DETROIT, Michigan (AFP) – (AFP) – Toyota said Wednesday that it plans a new push to boost its market share in Latin America, saying it underperforms in Brazil and Mexico, the region’s largest economies.
Mark Hogan, former president of Magna International and former General Motors executive, who became the first American to serve on Toyota’s board of directors on June 1, told reporters that Toyota needs to expand its footprint in the two countries.
“Toyota is an extremely strong brand in Brazil but it underperforms in the market,” Hogan told reporters during a Toyota press event.
“We only have an about 5 percent market share. It should be higher,” he said.
“Brazil is a very important market for Toyota,” added Hogan, who said one of his assignments as a new board member is to expand the company’s foothold in Latin America.
Toyota needs more production capacity in Brazil as well as in Mexico, said Hogan, who worked in Brazil when he was with GM.

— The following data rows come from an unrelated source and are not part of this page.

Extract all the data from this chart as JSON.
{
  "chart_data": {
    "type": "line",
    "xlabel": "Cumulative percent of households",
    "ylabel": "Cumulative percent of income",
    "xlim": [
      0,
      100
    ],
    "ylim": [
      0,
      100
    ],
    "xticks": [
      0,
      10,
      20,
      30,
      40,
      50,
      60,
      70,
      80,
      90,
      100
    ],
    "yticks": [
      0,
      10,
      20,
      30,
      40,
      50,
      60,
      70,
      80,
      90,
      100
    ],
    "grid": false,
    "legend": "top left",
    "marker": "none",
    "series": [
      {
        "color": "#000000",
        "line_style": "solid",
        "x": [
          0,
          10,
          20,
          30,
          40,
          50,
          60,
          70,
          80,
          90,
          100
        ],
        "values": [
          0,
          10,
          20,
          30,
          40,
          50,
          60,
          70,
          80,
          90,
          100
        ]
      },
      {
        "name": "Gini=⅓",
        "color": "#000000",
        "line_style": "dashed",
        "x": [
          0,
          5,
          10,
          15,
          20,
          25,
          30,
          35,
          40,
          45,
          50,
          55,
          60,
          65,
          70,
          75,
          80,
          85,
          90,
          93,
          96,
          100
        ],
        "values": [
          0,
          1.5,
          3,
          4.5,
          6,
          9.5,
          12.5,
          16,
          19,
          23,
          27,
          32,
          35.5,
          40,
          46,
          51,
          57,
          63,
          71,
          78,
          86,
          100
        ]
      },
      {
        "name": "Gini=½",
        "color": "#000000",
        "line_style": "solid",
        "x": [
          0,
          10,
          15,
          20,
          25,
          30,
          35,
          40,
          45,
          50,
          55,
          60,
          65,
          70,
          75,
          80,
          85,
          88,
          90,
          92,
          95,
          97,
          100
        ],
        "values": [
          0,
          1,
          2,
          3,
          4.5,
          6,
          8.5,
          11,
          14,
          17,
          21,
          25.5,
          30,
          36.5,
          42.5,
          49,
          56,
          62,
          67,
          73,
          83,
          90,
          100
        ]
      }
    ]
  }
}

“We also need a new entry level product in Brazil,” he added.
Toyota is now building its third assembly plant in Brazil.
He said the company in addition needs more capacity in Mexico, where its market share is also about 5 percent.
“We have a terrific dealer body but we also underperform in Mexico,” added Hogan.
Toyota also has entered into partnership with Japanese carmaker Mazda to open a new assembly plant in San Luis Petosi, Mexico, in 2014, he said.